PRN No: 1801016190246

Business Economics
1. What factors are affecting the profitability of Toyota Australia? Which of these factors can the company
control to improve profitability? What strategy would you suggest to improve the profitability? (10
Marks)
ANSWER:
The various cost and demand side factors affect the profitability of Toyota Australia:

Competitive and Fragmented Market: While Toyota, Holden and Ford were seen to be the major players, the
Australian market, with its low-tariff barriers and highly open trading environment, also provided easy access to
imported cars, making the market one of the most competitive, while also highly fragmented.
 Small Scale of Operations: With Australia being a very small player in global automotive production, average
cost of production of vehicles was high, due to the consequent smaller scale of operations of the manufacturers
of components, which led to them supplying components to the company at a higher cost.
Currency: With the Australian dollar strengthening over USD, and Australia’s primary exports being to GCC
countries, and being committed in USD, the overall profitability of its exports, also declined.
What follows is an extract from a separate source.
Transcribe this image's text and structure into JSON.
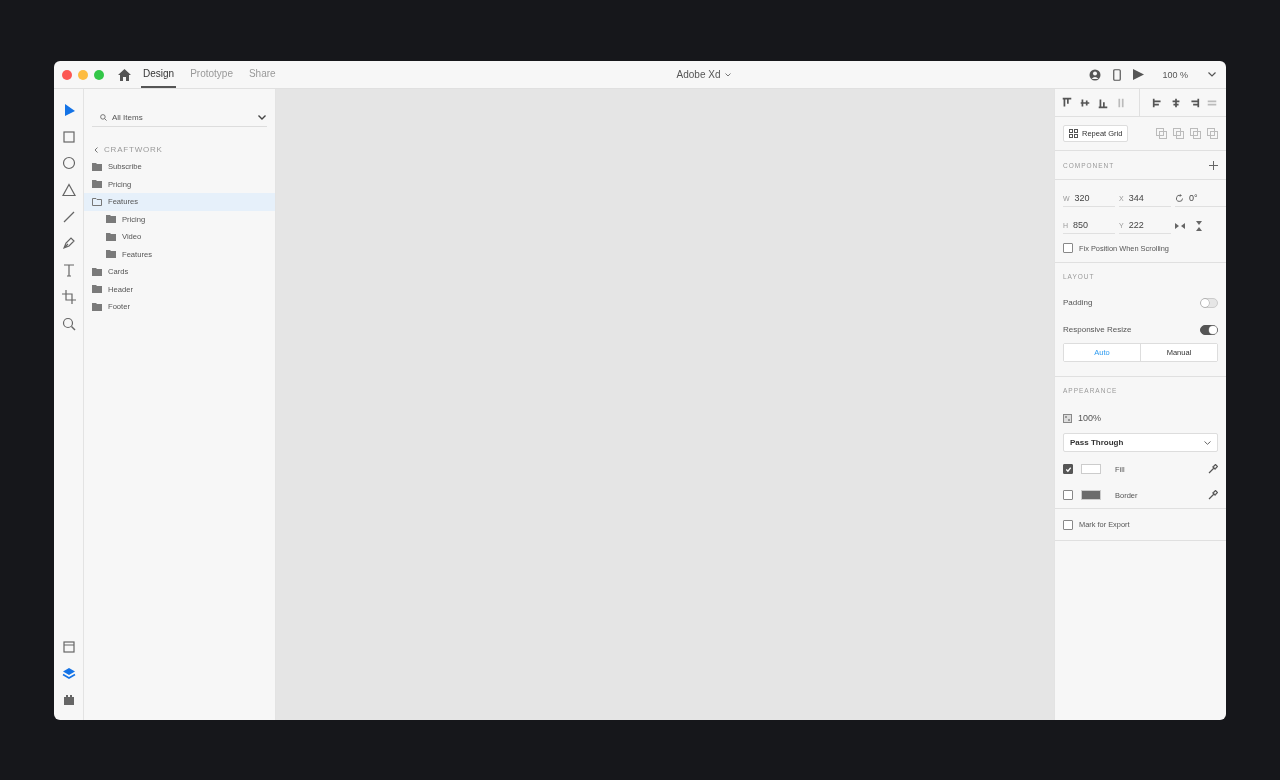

The ways to improve the profitability can be accounted for Possible Courses of Action, and their consequences:

Australia’s low tariff barriers and highly open trading environment made the automotive market both highly
competitive and fragmented.
The global financial crises had reduced the demand for cars in developed economies owing to their slow recovery.
Small scale production and increasing average cost of production.
According to the study, Toyota can look for more open and trade friendly economies and focus on their exports
to increase their scale of production. It should look to target developing economies as its new
export’s market.
With demand and cost conditions in Australia being unfavorable to Toyota, at present, it can make one of two decisions,
each carrying their own consequences.
 Follow Ford and Holden, and exit the Market:
 Advantages: Might be monetarily profitable to the company to shift its manufacturing unit out of Australia –
in terms especially of avoiding the high export tariffs as per existing FTAs, being freer to export – possibly also
simultaneously shifting production to the currently in-demand smaller, fuel-efficient cars.
 Disadvantages: This would result in massive job loss – not only of direct employees of Toyota, but also along
the supply chain.
 Wait for the Situation to Become Favorable:
 Advantages: With both its main competitors having exited the market, Toyota’s market share is likely to
increase further over time, if particularly, it is able to scale up its production to meet this demand.
 Disadvantages: In the short-term, the company will continue to face the existing issues
Suggestions:
 If a shift can be made, to increase production, so as to increase economy of scale profitably, beginning possibly by
meeting at least the installed capacity of 150,000 cars per annum; along with possible negotiations with the
worker’s union, to help reduce total costs; and possible negotiations with the government to further reduce overall
cost of manufacturing, for instance, to reduce import duties on imported components, or, pushing for more
conducive FTAs etc., Toyota may make an attempt to continue in the Australian market.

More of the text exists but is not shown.